Cadbury has recently reduced the size of its Mini Eggs bags while keeping the price unchanged, causing dissatisfaction among customers. The bags, previously weighing 80g, now contain 74g of the popular Easter treat, still sold for around £2.
This practice, known as shrinkflation, involves decreasing product size while maintaining the price point. Prices for Cadbury Mini Eggs vary across different retailers, with the Cadbury website listing them at £2.36, Morrisons at £2, and Asda at £1.74. Some consumers have expressed frustration on social media platforms like Twitter, with one user stating, “@CadburyUK are taking the mick now!!! Was 80g last year!!!”

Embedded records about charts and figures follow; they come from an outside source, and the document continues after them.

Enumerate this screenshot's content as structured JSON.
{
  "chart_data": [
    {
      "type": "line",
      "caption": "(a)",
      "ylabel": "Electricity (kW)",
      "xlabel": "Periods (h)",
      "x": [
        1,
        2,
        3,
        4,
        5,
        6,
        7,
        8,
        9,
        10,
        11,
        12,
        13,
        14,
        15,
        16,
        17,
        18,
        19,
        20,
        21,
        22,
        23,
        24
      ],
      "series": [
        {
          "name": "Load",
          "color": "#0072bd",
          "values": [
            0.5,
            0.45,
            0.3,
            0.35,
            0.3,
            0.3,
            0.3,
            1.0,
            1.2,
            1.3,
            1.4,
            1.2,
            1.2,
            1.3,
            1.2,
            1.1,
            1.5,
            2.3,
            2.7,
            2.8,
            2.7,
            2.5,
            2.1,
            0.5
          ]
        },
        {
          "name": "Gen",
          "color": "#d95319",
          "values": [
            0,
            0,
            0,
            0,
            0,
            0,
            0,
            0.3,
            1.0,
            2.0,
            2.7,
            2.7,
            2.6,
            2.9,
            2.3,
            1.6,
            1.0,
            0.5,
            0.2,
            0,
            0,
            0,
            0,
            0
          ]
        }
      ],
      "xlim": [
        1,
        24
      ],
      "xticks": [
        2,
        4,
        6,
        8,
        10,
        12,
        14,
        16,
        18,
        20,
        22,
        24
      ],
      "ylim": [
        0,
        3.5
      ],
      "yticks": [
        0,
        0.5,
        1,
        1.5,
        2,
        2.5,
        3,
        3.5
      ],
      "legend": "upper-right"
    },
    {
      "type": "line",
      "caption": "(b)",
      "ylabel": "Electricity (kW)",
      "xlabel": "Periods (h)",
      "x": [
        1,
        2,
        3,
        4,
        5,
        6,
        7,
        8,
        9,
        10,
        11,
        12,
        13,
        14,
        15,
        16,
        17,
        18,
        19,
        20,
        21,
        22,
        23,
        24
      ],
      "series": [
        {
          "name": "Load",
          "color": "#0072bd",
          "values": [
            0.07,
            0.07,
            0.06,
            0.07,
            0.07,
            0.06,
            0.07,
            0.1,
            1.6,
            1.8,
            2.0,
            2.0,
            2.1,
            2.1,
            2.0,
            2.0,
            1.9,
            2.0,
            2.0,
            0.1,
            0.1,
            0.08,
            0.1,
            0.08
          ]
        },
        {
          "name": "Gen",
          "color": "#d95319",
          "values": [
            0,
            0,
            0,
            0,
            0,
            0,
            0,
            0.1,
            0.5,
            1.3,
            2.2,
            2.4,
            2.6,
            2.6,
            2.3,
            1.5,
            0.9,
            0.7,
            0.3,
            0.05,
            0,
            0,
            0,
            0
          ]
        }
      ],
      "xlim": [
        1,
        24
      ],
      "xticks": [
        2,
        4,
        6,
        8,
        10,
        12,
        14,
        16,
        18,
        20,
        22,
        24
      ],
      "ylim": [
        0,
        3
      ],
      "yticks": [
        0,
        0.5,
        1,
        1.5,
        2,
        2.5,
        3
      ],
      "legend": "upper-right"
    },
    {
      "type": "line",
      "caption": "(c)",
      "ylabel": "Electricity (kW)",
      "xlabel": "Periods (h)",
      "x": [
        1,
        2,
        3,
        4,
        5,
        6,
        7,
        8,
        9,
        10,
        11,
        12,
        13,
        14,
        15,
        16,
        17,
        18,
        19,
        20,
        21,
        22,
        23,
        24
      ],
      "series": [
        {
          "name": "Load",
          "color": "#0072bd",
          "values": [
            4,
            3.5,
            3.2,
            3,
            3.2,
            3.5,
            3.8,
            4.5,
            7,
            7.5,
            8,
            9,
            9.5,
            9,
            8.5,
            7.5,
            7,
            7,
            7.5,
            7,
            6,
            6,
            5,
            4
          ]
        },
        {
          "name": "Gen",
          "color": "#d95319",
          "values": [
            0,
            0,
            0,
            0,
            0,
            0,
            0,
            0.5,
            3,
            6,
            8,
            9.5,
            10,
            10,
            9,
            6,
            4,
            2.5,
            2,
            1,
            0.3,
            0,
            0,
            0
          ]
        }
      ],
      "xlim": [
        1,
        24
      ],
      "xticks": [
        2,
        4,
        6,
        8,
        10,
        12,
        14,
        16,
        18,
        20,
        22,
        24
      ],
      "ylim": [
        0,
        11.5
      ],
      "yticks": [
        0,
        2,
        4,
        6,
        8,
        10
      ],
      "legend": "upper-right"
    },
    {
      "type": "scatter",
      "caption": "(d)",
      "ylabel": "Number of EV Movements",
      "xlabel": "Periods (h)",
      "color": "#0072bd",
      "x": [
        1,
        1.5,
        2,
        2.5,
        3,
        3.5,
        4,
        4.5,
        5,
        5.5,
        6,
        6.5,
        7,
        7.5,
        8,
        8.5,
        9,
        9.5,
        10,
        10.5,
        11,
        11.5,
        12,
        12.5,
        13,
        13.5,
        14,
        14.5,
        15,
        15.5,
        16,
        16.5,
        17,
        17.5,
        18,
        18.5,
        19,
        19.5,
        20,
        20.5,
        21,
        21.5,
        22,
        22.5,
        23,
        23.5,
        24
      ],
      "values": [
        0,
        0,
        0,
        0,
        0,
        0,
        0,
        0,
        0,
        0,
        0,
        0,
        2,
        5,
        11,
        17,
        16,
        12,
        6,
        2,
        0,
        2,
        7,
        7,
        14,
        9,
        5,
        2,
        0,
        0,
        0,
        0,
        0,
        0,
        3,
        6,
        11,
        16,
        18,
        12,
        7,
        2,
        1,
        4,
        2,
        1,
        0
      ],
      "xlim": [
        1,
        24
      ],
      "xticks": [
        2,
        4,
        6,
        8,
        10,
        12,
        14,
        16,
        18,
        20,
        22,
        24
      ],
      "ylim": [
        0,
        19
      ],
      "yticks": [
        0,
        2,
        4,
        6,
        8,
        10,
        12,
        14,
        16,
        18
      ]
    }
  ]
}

Mondelez International, the parent company of Cadbury, explained to The Sun that the reduction in size was a response to rising production costs. The company cited increased expenses for ingredients such as cocoa and dairy, as well as high energy and transport costs as contributing factors. Despite absorbing some of these costs, Mondelez made the decision to slightly decrease the weight of the Mini Eggs bags to maintain competitiveness while preserving taste and quality.
The Mirror reached out to Mondelez for further comment on this matter, following a similar trend seen with the reduction in size of Quality Street chocolates from 600g to 550g during Christmas. Food policy expert Gavin Wren also highlighted Nestle’s products experiencing weight reductions, questioning the extent to which this downsizing trend would continue.
Responding to concerns, a Nestle spokesperson emphasized that the annual adjustments in product ranges, sizes, and prices were influenced by various factors, including manufacturing costs, ingredients, transport expenses, and consumer preferences. They described the 2025 range as competitive, offering a diverse selection for Quality Street enthusiasts, with final prices determined by individual retailers.